They made habit and bad example almost a sufficient
exculpation from crime. Perjury was allowable,
if the perjured were inwardly determined not to swear.
They invented the notion of probabilities, according
to which a person might follow any opinion he pleased,
although he knew it to be wrong, provided authors of
reputation had defended that opinion. A man might
fight a duel, if by refusing to fight he would be
stigmatized as a coward. They did not openly
justify murder, treachery, and falsehood, but they
excused the same, if plausible reasons could be urged.
In their missions they aimed at eclat; and hence
merely nominal conversions were accepted, because
these swelled their numbers. They gave the crucifix,
which covered up all sins; they permitted their converts
to retain their ancient habits and customs. In
order to be popular, Robert de Nobili, it is said,
traced his lineage to Brahma; and one of their missionaries
among the Indians told the savages that Christ was
a warrior who scalped women and children. Anything
for an outward success. Under their teachings
it was seen what a light affair it was to bear the
yoke of Christ. So monarchs retained in their
service confessors who imposed such easy obligations.
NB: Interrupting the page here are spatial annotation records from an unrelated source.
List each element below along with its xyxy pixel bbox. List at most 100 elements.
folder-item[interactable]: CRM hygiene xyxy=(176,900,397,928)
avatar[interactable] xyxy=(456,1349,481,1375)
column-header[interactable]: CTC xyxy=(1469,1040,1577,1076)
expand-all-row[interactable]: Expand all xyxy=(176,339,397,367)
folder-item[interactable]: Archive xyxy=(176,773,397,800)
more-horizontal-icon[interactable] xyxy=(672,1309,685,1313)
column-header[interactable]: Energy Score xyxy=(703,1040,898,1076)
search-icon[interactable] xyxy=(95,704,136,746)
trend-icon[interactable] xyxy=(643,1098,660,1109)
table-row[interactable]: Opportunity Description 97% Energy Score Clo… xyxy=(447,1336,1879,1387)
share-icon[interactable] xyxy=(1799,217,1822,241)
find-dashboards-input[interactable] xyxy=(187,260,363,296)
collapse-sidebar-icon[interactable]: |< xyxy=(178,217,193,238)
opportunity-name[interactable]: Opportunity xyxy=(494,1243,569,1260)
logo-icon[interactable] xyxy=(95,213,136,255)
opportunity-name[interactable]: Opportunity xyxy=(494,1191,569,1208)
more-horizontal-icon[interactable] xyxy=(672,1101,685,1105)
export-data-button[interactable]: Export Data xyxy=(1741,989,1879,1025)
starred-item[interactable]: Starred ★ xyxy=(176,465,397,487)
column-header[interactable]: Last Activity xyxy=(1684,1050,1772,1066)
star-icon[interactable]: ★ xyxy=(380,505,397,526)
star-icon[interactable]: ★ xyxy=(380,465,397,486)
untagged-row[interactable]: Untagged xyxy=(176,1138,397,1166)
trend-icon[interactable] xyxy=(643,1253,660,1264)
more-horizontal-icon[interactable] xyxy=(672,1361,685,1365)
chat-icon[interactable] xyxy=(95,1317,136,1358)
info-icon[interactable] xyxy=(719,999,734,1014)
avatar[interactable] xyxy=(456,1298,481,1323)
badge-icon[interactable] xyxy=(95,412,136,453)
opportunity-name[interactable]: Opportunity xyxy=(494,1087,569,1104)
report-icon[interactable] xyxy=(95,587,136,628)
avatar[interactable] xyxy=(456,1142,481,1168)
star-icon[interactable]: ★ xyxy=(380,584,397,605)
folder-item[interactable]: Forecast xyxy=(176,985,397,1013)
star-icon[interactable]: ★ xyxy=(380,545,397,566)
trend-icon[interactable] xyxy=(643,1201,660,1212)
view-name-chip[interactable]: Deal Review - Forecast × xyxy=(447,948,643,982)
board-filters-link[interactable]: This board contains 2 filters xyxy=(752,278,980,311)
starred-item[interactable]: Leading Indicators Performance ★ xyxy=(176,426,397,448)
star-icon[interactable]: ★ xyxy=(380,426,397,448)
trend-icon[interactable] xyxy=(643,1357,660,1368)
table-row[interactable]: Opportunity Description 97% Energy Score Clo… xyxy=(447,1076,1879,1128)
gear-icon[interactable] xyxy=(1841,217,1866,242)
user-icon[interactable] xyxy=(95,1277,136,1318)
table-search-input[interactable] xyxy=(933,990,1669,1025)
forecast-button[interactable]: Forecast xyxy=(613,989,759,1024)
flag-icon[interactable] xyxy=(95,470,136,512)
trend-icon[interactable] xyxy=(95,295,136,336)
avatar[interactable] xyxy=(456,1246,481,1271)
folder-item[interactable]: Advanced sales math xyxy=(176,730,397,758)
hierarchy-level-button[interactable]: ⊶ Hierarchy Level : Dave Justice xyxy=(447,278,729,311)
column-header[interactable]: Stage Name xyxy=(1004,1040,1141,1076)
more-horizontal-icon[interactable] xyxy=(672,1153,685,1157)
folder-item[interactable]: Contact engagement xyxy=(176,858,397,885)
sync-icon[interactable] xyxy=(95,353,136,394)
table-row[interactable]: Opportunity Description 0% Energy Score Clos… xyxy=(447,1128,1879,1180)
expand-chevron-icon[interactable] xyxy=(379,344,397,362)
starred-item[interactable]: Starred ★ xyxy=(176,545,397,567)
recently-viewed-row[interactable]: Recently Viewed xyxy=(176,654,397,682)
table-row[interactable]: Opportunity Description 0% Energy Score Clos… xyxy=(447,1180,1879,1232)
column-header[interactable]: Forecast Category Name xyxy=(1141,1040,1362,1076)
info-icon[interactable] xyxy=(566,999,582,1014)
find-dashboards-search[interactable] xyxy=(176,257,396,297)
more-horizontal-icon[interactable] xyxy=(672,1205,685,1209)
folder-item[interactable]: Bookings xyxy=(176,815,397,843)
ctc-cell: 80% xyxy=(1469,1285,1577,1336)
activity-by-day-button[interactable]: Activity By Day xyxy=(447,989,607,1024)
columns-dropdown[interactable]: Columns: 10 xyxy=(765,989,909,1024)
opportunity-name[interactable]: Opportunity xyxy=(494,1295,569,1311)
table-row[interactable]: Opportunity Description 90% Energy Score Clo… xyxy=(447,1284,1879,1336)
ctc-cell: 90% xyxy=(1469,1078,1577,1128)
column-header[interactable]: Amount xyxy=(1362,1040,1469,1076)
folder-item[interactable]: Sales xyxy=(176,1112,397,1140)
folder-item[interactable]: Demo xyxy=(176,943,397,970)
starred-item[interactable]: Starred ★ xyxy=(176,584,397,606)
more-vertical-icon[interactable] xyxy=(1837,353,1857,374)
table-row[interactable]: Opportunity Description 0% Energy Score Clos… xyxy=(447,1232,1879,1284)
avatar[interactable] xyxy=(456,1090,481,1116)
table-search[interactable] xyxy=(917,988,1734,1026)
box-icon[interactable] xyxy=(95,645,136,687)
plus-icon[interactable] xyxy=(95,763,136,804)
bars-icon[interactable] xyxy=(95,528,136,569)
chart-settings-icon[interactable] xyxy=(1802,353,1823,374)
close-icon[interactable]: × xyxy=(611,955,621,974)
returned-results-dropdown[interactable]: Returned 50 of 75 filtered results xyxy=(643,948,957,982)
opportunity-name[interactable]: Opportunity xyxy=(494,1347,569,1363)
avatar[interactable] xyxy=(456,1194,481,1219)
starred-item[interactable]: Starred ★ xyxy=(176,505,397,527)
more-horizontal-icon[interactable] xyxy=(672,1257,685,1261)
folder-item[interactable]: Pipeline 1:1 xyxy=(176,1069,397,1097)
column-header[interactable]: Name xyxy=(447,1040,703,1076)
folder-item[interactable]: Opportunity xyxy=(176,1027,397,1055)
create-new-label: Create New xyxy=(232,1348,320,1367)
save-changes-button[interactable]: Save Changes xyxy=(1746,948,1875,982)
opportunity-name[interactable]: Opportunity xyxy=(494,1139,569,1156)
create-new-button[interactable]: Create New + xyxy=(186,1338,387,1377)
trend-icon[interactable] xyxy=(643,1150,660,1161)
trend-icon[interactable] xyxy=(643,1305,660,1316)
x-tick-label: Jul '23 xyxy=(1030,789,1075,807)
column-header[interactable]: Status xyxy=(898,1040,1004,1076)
So ordinary people resorted to the guidance of such
leaders, who made themselves agreeable. The Jesuit
colleges were filled with casuists. Their whole
moral philosophy, if we may believe Arnauld and Pascal,
was a tissue of casuistry; truth was obscured in order
to secure popularity; even the most diabolical persecution
was justified if heretics stood in the way. Father
Le Tellier rejoiced in the slaughter of Saint Bartholomew,
and Te Deums were offered in the churches for the
extinction of Protestantism by any means. If
it could be shown to be expedient, the Jesuits excused
the most outrageous crimes ever perpetrated on this
earth.
Again, the Jesuits are accused of riveting fetters
on the human mind in order to uphold their power,
and to sustain the absolutism of the popes and the
absolutism of kings, to which they were equally devoted.
They taught in their schools the doctrine of passive
obedience; they aimed to subdue the will by rigid
discipline; they were hostile to bold and free inquiries;
they were afraid of science; they hated such men as
Galileo, Pascal, and Bacon; they detested the philosophers
who prepared the way for the French Revolution; they
abominated the Protestant idea of private judgment;
they opposed the progress of human thought, and were
enemies alike of the Jansenist movement in the seventeenth
century and of the French Revolution in the eighteenth.
They upheld the absolutism of Louis XIV., and combated
the English Revolution; they sent their spies and
agents to England to undermine the throne of Elizabeth
and build up the throne of Charles I. Every emancipating
idea, in politics and in religion, they detested.
There were many things in their system of education
to be commended; they were good classical scholars,
and taught Greek and Latin admirably; they cultivated
the memory; they made study pleasing, but they did
not develop genius. The order never produced
a great philosopher; the energies of its members were
concentrated in imposing a despotic yoke.